Submitted by Jeffrey Hark, a new jersey criminal lawyer http://www.harklawnj.com/

Monday, July 29, 2013

Drunk Driving Defense - Mid Trial Discovery Admitted

Published by New Jersey DWI Lawyer, Jeffrey Hark.
http://www.harklawnj.com/new-jersey-dwi-lawyer/
 
June 28, 2013, the Appellate Division affirmed the drunk driving conviction where defendant unsuccessfully sought suppression of an Alcohol Influence Report (AIR) because it was submitted after discovery ended. The defendant was appealing his August 12, 2012 conviction for violation of driving while intoxicated (DWI) pursuant to N.J.S.A. 39:4-50 and sentenced to the minimum mandatory penalties for a second offender pursuant to N.J.S.A. 39:4-50(a)(2). On May 19, 2010, defendant was stopped for speeding and the officer smelled alcohol. After a field sobriety test, the defendant was taken to the police station and given a breathalyzer. Defendant had a BAC of 0.12 percent.

Alcohol Influence Report Admitted Mid Trial

At trial the State did not timely provide complete discovery of the Alcohol Influence Report and defense council moved to have any evidence not previously provided precluded. The defense’s specific objection was that the defense was forced to supply information to the State regarding the fatal weakness to which the State was then allowed to cure the deficiency. The judge allowed the State to introduce a foundational witness and a certificate of analysis for the AIR. The Appellate Division found no legal authority for the defendant’s argument that the court was required to exclude evidence based on the State’s failure to present it timely. When evidence is admitted mid trial, there are two factors to consider: 1) did the party have the intention to mislead by not providing it earlier, and 2) is the aggrieved party prejudiced by the inability to contest the evidence because of the late notice.

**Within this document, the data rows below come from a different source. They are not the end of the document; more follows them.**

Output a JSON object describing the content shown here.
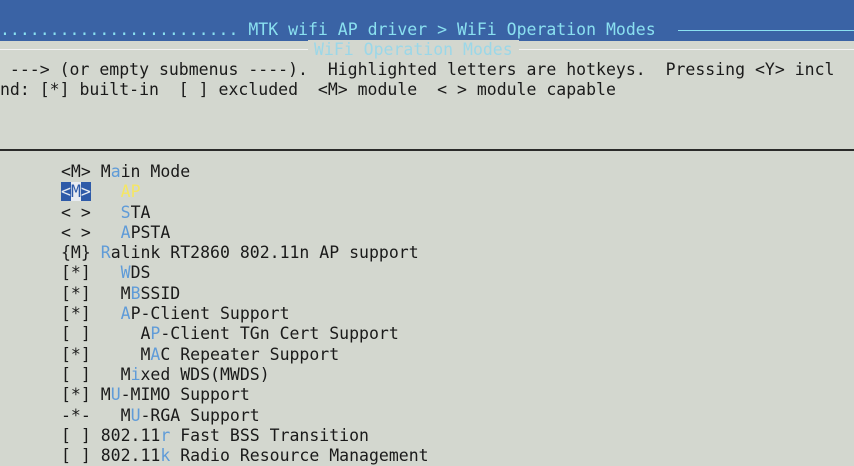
{
  "header": {
    "dots": "........................",
    "breadcrumb": "MTK wifi AP driver > WiFi Operation Modes"
  },
  "frame": {
    "title": "WiFi Operation Modes"
  },
  "help": {
    "line1": " ---> (or empty submenus ----).  Highlighted letters are hotkeys.  Pressing <Y> incl",
    "line2": "nd: [*] built-in  [ ] excluded  <M> module  < > module capable"
  },
  "menu": {
    "items": [
      {
        "mark": "<M>",
        "indent": " ",
        "pre": "M",
        "hot": "a",
        "post": "in Mode",
        "selected": false
      },
      {
        "mark": "<M>",
        "indent": "   ",
        "pre": "",
        "hot": "A",
        "post": "P",
        "selected": true
      },
      {
        "mark": "< >",
        "indent": "   ",
        "pre": "",
        "hot": "S",
        "post": "TA",
        "selected": false
      },
      {
        "mark": "< >",
        "indent": "   ",
        "pre": "",
        "hot": "A",
        "post": "PSTA",
        "selected": false
      },
      {
        "mark": "{M}",
        "indent": " ",
        "pre": "",
        "hot": "R",
        "post": "alink RT2860 802.11n AP support",
        "selected": false
      },
      {
        "mark": "[*]",
        "indent": "   ",
        "pre": "",
        "hot": "W",
        "post": "DS",
        "selected": false
      },
      {
        "mark": "[*]",
        "indent": "   ",
        "pre": "M",
        "hot": "B",
        "post": "SSID",
        "selected": false
      },
      {
        "mark": "[*]",
        "indent": "   ",
        "pre": "",
        "hot": "A",
        "post": "P-Client Support",
        "selected": false
      },
      {
        "mark": "[ ]",
        "indent": "     ",
        "pre": "A",
        "hot": "P",
        "post": "-Client TGn Cert Support",
        "selected": false
      },
      {
        "mark": "[*]",
        "indent": "     ",
        "pre": "M",
        "hot": "A",
        "post": "C Repeater Support",
        "selected": false
      },
      {
        "mark": "[ ]",
        "indent": "   ",
        "pre": "M",
        "hot": "i",
        "post": "xed WDS(MWDS)",
        "selected": false
      },
      {
        "mark": "[*]",
        "indent": " ",
        "pre": "M",
        "hot": "U",
        "post": "-MIMO Support",
        "selected": false
      },
      {
        "mark": "-*-",
        "indent": "   ",
        "pre": "M",
        "hot": "U",
        "post": "-RGA Support",
        "selected": false
      },
      {
        "mark": "[ ]",
        "indent": " ",
        "pre": "802.11",
        "hot": "r",
        "post": " Fast BSS Transition",
        "selected": false
      },
      {
        "mark": "[ ]",
        "indent": " ",
        "pre": "802.11",
        "hot": "k",
        "post": " Radio Resource Management",
        "selected": false
      }
    ]
  }
}
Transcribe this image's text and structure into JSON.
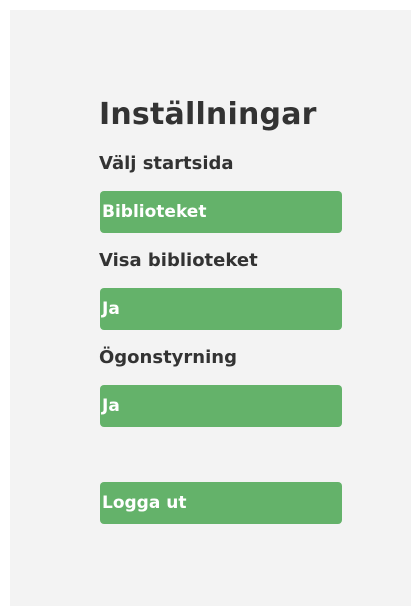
{
  "settings": {
    "title": "Inställningar",
    "start_page": {
      "label": "Välj startsida",
      "value": "Biblioteket"
    },
    "show_library": {
      "label": "Visa biblioteket",
      "value": "Ja"
    },
    "eye_tracking": {
      "label": "Ögonstyrning",
      "value": "Ja"
    },
    "logout_label": "Logga ut"
  },
  "colors": {
    "panel_background": "#f3f3f3",
    "button_green": "#64b26a",
    "text_dark": "#333333"
  }
}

Without a showing of prejudice to the defense, a blanket order to preclude further discovery is appropriate. The trial judge did not abuse his discretion by allowing the State to provide the foundational document for the AIR and the police officer to authenticate the document. The defendant did not cite any case law that requiring defense council to specify what foundational documents were lacking violates the defendant’s Fifth Amendment rights, N.J.S.A. 2A:84A-17 or N.J.R.E. 501, 502, and 503. The defendant’s argument that they assisted the State with their case because the defendant had to point out the deficiencies does not support that defense of the defendant was impaired. The defense council would not have done anything different in preparation for the case had there been a complete discovery.